Did it save time? Actually, it took longer than I expected to get to that “last mile” version, but I’m sure it gets faster as you learn how best to interact with ChatGPT for specific needs. One thing I didn’t try this time around was to prompt it to emulate a writing style. This could be based on other similar documents written in a desirable way, or some well-known author, or actor for that matter. The possibilities are endless.
What’s really important, at least to me, is that AI-supported copy doesn’t become generic, predictable business-speak. That just won’t achieve the level of engagement that unexpected, interesting, thought or emotion-provoking copy can. Of course, this can happen if there is no AI involved at all, so keep that in mind when comparing the “authors.”
To get to a happy place with GPT 4, it needs a fair amount of human guidance.

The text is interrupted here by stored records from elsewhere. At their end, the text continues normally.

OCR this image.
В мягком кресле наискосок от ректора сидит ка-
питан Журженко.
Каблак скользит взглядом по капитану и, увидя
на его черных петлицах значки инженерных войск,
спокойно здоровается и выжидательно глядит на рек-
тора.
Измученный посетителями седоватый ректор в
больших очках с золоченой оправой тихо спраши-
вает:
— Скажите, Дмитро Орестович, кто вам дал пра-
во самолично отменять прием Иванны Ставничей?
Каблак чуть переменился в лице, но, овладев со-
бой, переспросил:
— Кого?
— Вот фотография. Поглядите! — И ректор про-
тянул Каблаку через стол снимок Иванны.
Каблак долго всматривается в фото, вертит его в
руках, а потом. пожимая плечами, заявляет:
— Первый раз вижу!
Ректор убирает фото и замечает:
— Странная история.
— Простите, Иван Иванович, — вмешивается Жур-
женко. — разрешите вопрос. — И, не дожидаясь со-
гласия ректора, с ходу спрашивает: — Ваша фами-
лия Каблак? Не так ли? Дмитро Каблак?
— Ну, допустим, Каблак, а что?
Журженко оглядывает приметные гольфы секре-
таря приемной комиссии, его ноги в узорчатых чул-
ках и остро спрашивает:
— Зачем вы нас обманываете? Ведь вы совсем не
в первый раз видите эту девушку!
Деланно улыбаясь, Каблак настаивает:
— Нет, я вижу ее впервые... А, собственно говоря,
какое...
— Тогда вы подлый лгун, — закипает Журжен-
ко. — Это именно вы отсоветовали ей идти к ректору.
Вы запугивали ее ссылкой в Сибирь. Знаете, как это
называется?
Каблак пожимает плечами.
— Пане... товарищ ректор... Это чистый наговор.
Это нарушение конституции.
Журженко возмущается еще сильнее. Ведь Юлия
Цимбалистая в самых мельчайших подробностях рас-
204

Definitely not a one-and-done affair. And keep in mind, this is THE most mature generative AI technology available. And for only $20 per month. That’s mind-boggling.
Over time I could envision making a list of likes and dislikes, guidelines for consistency, and including that in a prompt used early in the copy generating process. That would save time by eliminating some of the iterations. The leap from the 3.5 to 4 model was, I heard on that podcast, like going from a bee to a squirrel’s brain size. Not sure exactly how that comparison is made, but it seems substantial on the surface. Makes me wonder what surprises are ahead for version 5, 6 and beyond. When will the brain be bigger than a human’s, and what brain is that!?
I hope this gives you some ideas, whether you’re still on the fence, or already using AI for writing. If you’ve been using GPT 4 for this purpose, what’s your experience been? Any tips for maximizing the efficiency of the process and getting what you consider high quality?